National cell phone, broadcast alert tests set for Sept. 20
LUXEMBURG — The Federal Emergency Management Agency, in coordination with the Federal Communications Commission, will conduct a nationwide test of the Emergency Alert System (EAS) and Wireless Emergency Alert (WEA) on Thursday, Sept. 20, according to a press release from the Kewaunee County Emergency Management Department.
The wireless test is scheduled to take place at 1:18 p.m., followed by the EAS test at 1:20 p.m. The backup date for these tests is Oct. 3.
"The test is intended to ensure public safety officials have the methods and system that will deliver urgent alerts and warnings to the public in times of an emergency or disaster" on a national level, the release said.
It is the first national WEA test, for emergency messages sent to cell phones, and the fourth nationwide EAS test.
WEA is used to warn the public about dangerous weather, missing children and other critical situations through alert on cell phones. The test will be sent through the Integrated Public Alert and Warning System as part of the infrastructure that automatically authenticates alerts.
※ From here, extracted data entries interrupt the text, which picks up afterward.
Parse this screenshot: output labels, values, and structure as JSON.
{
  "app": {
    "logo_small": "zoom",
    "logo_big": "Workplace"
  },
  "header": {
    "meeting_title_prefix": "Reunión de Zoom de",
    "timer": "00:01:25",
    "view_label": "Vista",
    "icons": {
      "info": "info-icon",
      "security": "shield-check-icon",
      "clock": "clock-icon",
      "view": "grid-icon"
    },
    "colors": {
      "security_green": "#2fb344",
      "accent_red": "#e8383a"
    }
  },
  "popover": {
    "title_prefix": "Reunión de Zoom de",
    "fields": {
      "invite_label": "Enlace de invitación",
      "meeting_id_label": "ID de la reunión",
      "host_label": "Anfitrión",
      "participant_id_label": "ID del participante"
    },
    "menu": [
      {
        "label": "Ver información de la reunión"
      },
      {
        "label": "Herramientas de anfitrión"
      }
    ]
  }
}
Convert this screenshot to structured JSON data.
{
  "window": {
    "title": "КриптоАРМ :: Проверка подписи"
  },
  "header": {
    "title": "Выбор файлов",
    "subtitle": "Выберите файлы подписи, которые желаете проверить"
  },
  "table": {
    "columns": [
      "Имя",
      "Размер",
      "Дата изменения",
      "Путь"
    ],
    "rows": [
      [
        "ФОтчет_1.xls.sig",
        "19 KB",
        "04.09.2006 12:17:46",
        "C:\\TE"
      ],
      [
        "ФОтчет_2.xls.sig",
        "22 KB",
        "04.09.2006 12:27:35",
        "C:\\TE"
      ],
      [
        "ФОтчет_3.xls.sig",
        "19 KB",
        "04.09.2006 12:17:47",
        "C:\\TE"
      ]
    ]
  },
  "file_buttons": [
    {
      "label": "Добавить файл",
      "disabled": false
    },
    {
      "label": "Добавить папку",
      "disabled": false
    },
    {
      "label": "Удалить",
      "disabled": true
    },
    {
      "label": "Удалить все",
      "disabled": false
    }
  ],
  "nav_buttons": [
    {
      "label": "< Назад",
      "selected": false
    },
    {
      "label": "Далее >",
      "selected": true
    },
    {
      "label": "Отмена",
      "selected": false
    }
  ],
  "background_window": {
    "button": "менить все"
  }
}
Customers of wireless providers who participate in WEA and own a compatible wireless phone can receive targeted alerts of imminent threats to safety in their area through unique tones and vibrations. The national WEA test will use the same special tones and vibrations.
The WEA test message will read, “THIS IS A TEST of the National Wireless Emergency Alert System. No action is needed.”
The EAS test is scheduled to last one minute on participating radio and television stations, including satellite radio and TV, and wireline video providers.
This test message will be similar to regular monthly EAS test messages: “THIS IS A TEST of the National Emergency Alert System. This system was developed by broadcast and cable operators in voluntary cooperation with the Federal Emergency Management Agency, the Federal Communications Commission, and local authorities to keep you informed in the event of an emergency. If this had been an actual emergency an official message would have followed the tone alert you heard at the start of this message. A similar wireless emergency alert test message has been sent to all cell phones nationwide. Some cell phones will receive the message; others will not. No action is required.”